Can style indexes be viewed as aggregates of sector exposure? Exhaustive style pairs hold the entire market between them, and so must hold all the sector stocks. Style indexes certainly show bias toward certain sectors, as we've highlighted. Yet the aggregation of sectors into style indexes is far from neat. Industrials and basic materials, for example, are split about equally between the pure growth and value indexes. Pure style indexes leave out about one-third of the market, which undercuts their ability to reflect groups of sectors, even if they were perfectly defined. In the end, style indexes are engineered to select and weight stocks by fundamental and momentum factors, not by industry exposure. A value fund captures financial stocks by their low P/Bs (from high book values) but also snares energy stocks with low P/Es (from high earnings). However, some firms from these two sectors exhibit different ratios that park them in the pure growth index (which has roughly 10 percent combined financials and energy).
Style funds work with discrete buckets sizes. Exhaustive style pairs split the market 50/50. Style-pure indexes split the market in thirds. A stock migrates over boundaries because its attributes change (a higher P/B ratio forces it out of value and into core perhaps) or because the attributes of other stocks get stronger and force it out of the bucket. In this sense, the indexes remain true to their style mandate while the names inside it change. A pure growth fund will always represent the "growthiest" one-third of the market, even if the nature of the constituents changes (e.g., less tech, more health care).

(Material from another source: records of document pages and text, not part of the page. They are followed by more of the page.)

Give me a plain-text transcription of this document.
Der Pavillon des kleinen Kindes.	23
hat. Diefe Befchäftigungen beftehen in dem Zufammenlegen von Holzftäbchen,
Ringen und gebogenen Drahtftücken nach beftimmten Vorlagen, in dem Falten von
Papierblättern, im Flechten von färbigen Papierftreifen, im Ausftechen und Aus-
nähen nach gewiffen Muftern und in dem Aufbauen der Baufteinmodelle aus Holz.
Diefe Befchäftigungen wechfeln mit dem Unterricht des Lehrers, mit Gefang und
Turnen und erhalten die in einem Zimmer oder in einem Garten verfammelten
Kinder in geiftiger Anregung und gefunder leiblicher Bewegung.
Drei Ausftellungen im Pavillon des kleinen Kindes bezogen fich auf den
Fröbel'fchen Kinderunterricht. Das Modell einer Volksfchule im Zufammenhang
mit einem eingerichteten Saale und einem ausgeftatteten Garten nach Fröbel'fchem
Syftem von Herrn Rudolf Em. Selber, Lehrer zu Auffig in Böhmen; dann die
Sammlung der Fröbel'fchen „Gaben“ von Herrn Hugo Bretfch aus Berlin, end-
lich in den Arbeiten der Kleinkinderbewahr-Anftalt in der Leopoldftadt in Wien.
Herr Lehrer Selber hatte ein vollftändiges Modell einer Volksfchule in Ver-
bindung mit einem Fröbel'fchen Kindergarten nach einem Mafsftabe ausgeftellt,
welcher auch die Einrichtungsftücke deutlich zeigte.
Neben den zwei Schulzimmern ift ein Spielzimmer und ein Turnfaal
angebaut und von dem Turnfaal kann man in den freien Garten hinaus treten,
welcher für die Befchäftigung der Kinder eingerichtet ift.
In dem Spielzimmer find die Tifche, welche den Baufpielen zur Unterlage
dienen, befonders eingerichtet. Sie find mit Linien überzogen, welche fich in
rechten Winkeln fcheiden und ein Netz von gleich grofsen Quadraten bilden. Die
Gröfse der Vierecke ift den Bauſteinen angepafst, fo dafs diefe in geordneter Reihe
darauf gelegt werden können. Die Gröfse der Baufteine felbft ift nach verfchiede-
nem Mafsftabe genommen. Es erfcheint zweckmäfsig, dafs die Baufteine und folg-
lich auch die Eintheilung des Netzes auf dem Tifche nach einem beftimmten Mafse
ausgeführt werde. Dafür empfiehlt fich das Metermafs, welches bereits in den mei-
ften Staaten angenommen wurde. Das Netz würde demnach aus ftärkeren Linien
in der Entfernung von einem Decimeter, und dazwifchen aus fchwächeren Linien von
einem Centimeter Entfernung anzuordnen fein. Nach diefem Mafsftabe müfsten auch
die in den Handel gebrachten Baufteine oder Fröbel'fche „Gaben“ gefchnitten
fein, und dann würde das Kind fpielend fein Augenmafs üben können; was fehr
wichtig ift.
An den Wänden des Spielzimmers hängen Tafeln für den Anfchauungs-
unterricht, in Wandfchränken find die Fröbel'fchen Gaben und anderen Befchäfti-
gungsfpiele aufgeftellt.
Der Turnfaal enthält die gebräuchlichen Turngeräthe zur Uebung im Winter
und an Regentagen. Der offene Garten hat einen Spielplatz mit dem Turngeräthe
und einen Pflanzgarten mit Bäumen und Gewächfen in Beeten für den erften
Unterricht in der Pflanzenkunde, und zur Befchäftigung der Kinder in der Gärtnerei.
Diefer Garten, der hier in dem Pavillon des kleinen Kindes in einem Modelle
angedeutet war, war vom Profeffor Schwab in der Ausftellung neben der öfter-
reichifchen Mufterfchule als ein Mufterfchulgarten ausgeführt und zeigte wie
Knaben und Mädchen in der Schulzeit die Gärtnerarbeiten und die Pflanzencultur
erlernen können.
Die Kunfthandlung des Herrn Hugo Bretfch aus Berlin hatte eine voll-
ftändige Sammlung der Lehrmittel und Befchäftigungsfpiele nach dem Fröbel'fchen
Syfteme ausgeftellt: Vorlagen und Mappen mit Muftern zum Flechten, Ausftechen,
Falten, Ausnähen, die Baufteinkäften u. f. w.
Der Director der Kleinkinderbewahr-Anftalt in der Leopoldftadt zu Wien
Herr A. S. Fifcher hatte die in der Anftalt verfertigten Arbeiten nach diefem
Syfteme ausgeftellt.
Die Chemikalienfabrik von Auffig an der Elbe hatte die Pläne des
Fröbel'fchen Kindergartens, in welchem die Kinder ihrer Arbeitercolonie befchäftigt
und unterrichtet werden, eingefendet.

A sector fund stays true to its mandate as well, but its constituents tend to stay put. A tech firm, for example, stays in a tech index as it journeys from brash startup to cash-cow dividend payer. In contrast, the same firm might migrate out of a growth index and into a core index (or have its weight partly assigned to value). The tech fund's footprint in the market—the relative size of each sector's bucket, in other words—can vary dramatically over the long run, as its aggregate market value of equity ebbs and flows.